The Land-based Wind Energy Report 2021 released by the U.S. Department of Energy states that wind power represented the largest source of U.S. electric-generating capacity additions in 2020 – constituting 42% of all new capacity additions, with the state of Texas maintaining its status as having the most wind energy capacity. A forecasted decrease in land-based wind installation for 2022 and 2023 is attributed to the scheduled expiration of federal tax credits and anticipated growth of offshore wind.
Health and climate benefits of Wind
In addition to providing statistics and analyzing trends, the Land-based Wind Energy Report 2021 states that “The health and climate benefits of wind are larger than its grid-system value, and the combination of all three far exceeds the levelized cost of wind. Wind reduces emissions of carbon dioxide, nitrogen oxides, and sulfur dioxide, providing public health and climate benefits. Nationally, these benefits averaged $76/MWh. …… almost three times the average LCOE ” (which has fallen to around $33/MWh nationally).
A second new report from the U.S. Department of Energy is Offshore Wind Market Report: 2021 Edition , which provides detailed information about technology and market trends in the U.S. and globally. The report describes the status of over 200 global operating offshore wind energy projects through December 31, 2020, with an update about the most significant domestic developments and events from January 1, 2020, through May 31, 2021. It also describes projects in various stages of development – stating that global offshore wind energy deployment is expected to accelerate in the future, and citing a forecast by Bloomberg New Energy Finance of a seven-fold increase in global cumulative offshore wind capacity by 2030. In the U.S., the expansion and growth of the offshore wind energy market is primarily attributed to increasing state-level procurement targets in the Northeast and mid-Atlantic, and growing infrastructure investments needed to keep pace with development. The Biden Administration’s national target goal of 30-GW-by-2030 goal is also noted (and is described in this White House Fact Sheet from March 2021). The report estimates that the average levelized cost of energy (LCOE) of fixed-bottom offshore wind energy installations is now below $95/megawatt-hour (MWh) globally –a decrease ranging from 28-51% between 2014 and 2020. The experts surveyed for the report predict LCOE levels of approximately $56/MWh by 2030, and a range of $44/MWh to $72/MWh by 2050.

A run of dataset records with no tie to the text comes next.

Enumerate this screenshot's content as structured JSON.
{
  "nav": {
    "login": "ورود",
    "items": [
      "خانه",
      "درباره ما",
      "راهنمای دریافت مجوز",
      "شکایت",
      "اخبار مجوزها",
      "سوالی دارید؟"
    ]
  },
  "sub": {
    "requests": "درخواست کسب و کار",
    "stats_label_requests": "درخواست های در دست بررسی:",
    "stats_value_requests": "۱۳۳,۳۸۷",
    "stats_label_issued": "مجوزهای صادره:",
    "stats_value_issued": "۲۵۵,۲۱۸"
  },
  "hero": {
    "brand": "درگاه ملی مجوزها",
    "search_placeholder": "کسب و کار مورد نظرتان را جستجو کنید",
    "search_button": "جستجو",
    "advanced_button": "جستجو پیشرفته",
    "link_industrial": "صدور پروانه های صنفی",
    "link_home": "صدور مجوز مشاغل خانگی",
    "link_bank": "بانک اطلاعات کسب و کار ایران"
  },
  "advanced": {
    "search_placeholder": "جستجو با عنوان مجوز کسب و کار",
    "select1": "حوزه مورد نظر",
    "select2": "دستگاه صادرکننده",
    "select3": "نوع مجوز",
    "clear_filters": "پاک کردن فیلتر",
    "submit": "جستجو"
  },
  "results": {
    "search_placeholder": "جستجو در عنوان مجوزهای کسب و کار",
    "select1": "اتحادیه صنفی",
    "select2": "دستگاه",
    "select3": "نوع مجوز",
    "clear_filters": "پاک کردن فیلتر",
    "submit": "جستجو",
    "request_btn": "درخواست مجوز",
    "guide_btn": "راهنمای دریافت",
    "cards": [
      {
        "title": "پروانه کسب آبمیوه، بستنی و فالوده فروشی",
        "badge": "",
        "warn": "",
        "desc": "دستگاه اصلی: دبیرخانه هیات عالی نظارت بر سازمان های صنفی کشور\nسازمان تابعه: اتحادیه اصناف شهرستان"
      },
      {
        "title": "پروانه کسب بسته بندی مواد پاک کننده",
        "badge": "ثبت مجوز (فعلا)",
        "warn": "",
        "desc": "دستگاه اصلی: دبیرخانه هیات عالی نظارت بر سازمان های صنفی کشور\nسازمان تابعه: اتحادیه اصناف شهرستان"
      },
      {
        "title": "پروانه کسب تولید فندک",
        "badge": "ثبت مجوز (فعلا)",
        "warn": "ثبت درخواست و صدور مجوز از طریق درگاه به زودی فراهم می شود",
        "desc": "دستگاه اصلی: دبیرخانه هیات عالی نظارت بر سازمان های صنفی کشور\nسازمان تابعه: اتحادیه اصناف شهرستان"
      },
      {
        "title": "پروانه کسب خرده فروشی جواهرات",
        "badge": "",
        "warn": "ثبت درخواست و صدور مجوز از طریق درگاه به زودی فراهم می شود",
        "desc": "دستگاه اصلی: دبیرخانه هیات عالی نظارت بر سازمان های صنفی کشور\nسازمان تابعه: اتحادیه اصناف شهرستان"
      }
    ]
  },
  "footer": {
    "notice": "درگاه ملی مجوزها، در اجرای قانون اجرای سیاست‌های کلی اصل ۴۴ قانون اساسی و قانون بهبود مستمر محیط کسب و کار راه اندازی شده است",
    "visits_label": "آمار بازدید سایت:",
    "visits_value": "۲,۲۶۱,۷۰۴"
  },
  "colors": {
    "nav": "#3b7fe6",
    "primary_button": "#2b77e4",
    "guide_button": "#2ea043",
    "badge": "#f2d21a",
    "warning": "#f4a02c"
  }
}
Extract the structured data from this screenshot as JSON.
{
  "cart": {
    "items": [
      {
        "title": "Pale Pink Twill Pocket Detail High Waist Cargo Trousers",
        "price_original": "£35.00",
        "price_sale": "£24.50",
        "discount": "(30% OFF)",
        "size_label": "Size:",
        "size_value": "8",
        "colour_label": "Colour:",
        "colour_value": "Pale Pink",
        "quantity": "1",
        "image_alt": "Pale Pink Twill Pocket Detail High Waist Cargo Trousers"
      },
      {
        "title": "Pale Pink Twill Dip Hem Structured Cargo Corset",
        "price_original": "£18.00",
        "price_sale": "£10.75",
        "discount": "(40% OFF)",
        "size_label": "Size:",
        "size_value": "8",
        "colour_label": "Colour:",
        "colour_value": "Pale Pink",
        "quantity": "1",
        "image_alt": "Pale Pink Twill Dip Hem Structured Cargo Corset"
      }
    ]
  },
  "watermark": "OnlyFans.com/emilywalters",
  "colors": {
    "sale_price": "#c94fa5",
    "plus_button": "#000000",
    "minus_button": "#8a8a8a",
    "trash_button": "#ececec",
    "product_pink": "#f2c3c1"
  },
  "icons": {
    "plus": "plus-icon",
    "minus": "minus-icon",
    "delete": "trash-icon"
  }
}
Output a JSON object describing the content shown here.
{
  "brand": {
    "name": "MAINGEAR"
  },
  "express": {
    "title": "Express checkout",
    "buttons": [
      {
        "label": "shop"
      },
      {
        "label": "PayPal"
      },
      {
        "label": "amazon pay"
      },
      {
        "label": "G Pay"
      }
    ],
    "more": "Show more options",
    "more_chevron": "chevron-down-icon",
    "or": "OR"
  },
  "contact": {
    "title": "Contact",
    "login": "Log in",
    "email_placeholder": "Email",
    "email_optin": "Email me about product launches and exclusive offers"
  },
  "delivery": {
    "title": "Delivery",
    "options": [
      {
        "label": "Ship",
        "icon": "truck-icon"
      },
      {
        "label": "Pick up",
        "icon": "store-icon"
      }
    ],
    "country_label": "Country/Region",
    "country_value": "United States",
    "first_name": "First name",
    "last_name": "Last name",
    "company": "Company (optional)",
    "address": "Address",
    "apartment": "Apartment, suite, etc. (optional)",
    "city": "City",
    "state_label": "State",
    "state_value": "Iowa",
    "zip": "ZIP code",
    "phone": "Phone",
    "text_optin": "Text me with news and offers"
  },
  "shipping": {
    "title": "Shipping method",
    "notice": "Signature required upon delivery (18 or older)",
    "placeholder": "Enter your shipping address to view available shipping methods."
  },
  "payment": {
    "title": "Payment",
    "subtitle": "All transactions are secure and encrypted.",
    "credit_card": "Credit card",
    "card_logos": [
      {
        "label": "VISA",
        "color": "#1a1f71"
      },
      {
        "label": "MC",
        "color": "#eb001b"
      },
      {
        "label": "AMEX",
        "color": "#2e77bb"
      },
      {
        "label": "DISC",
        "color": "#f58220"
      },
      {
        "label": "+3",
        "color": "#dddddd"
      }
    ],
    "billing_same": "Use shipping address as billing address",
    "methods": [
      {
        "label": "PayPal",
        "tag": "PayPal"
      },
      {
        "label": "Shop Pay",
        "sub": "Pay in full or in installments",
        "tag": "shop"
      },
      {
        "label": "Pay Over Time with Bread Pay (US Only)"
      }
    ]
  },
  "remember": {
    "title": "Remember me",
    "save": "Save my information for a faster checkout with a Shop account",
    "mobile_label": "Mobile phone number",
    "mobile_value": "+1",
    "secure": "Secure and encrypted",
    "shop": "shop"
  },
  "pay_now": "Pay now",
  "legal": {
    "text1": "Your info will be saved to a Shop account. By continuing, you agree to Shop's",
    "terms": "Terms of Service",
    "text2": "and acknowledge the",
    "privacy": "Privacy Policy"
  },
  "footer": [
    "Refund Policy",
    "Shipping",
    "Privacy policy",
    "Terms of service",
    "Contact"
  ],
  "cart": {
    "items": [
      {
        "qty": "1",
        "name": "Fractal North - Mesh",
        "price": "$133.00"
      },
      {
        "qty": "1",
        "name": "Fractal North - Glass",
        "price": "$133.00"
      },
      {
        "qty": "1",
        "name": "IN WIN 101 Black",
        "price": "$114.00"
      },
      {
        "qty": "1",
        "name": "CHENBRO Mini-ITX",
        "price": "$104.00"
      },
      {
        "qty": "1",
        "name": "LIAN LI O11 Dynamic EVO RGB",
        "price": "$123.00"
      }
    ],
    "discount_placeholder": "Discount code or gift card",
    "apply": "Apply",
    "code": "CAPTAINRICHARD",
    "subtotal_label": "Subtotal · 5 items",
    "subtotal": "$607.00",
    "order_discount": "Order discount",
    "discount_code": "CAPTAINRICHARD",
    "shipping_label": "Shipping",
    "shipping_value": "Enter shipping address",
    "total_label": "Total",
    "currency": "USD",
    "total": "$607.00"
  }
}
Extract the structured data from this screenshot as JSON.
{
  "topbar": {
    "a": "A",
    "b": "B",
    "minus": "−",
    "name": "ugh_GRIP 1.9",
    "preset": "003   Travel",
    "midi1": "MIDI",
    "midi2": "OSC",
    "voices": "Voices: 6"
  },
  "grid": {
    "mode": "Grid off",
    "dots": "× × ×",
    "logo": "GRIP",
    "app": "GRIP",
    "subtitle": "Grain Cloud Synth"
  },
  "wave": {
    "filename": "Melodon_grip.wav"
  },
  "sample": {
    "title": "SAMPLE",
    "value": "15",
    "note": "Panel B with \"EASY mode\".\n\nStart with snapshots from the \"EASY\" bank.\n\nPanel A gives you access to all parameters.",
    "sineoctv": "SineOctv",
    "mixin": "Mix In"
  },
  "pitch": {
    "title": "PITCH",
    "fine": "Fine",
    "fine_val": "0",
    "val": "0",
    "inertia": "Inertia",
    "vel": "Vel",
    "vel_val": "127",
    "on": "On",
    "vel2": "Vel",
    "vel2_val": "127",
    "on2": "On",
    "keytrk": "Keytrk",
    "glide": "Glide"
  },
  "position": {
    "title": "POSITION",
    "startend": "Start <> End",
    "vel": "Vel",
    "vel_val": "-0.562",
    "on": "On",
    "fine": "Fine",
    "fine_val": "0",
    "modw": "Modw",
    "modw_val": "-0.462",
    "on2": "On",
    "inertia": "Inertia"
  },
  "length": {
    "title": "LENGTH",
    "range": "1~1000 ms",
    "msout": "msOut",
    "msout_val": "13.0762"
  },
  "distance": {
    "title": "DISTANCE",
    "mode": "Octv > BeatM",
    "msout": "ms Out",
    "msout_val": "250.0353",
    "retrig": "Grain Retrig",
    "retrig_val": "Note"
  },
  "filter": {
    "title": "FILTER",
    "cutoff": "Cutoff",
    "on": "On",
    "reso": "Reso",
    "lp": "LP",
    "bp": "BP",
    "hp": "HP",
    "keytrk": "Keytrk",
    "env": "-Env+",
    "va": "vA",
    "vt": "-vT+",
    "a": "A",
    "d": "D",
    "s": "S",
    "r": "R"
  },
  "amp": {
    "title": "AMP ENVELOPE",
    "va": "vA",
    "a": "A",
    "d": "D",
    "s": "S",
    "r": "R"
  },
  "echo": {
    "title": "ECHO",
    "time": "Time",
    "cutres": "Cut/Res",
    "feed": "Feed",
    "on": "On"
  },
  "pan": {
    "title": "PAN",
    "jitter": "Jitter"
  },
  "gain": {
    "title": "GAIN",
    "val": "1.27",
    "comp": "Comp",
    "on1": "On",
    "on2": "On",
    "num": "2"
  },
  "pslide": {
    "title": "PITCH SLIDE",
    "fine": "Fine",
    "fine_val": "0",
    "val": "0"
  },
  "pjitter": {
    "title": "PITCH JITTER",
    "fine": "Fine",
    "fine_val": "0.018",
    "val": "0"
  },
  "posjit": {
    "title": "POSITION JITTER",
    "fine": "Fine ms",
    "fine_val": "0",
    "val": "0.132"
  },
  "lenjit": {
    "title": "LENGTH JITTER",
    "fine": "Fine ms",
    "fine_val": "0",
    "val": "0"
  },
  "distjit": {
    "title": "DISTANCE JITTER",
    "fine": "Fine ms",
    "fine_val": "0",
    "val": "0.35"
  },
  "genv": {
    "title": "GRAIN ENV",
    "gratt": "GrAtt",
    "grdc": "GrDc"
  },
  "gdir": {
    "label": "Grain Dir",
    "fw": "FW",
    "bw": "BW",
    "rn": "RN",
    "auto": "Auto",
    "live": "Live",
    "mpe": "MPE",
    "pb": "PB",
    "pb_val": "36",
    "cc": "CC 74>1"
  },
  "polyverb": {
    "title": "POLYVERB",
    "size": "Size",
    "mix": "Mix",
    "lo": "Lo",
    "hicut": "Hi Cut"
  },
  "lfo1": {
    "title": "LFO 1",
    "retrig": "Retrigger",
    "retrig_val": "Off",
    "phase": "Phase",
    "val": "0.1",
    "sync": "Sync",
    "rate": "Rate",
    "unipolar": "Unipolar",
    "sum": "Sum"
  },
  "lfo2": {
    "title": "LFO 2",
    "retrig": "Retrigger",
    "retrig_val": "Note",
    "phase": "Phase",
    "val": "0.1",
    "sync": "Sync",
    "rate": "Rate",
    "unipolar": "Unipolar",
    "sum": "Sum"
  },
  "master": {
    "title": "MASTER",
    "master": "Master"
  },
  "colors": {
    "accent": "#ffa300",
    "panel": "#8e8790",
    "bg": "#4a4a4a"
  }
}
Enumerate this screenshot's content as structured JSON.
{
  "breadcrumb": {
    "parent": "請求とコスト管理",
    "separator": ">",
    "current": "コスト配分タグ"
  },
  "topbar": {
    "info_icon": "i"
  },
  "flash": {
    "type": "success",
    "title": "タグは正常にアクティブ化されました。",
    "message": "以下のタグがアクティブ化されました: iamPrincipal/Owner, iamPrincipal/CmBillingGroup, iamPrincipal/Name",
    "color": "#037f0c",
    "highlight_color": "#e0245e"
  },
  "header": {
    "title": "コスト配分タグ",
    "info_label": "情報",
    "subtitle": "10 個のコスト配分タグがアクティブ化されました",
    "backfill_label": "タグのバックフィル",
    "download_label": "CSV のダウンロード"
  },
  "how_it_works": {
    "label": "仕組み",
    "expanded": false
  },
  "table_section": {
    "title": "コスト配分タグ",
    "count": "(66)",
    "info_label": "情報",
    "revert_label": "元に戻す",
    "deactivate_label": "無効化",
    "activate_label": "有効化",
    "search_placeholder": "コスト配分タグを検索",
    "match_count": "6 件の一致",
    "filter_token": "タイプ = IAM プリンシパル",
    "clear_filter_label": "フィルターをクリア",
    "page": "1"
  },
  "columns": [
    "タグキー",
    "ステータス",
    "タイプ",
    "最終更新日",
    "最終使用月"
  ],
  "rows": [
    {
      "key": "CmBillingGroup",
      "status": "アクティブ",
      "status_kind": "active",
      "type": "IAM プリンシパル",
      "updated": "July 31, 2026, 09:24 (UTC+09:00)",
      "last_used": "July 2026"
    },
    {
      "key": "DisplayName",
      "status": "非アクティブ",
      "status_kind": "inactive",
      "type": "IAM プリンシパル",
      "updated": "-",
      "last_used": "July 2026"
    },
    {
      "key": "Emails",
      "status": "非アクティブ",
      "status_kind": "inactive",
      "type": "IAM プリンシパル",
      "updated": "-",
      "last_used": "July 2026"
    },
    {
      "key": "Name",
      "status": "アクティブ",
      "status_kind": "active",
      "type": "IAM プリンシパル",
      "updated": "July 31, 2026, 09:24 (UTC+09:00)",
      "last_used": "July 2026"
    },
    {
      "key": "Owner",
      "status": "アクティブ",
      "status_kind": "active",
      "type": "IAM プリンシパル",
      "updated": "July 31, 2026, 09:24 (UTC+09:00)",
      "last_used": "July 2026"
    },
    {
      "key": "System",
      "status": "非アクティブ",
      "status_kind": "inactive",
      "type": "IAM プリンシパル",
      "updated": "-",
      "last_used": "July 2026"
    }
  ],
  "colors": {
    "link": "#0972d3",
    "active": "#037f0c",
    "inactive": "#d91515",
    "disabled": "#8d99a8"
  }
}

On 9 September, the Global Wind Energy Council will provide more statistics, when it releases its third annual Global Offshore Wind Report 2021. In the September 3 press release announcing the GWEC 2nd Quarter Report, the Council observed “Overly complex and bureaucratic permitting procedures remain a critical market barrier, which creates high attrition rates for project applications and are slowing down wind power deployment in countries around the world, from Germany to India. To achieve our international climate targets, a sensible and positive regulatory environment needs to be in place to ensure successful procurement and smooth project timelines for both onshore and offshore wind.” In July, the Council and 25 wind energy company CEO’s sent an Open Letter to G20 Ministers, calling on them to “get serious” about wind energy, and citing the International Energy Agency (IEA) assessment that annual wind deployment must quadruple from 93 GW in 2020 to 390 GW in 2030 to meet a net zero by 2050 scenario.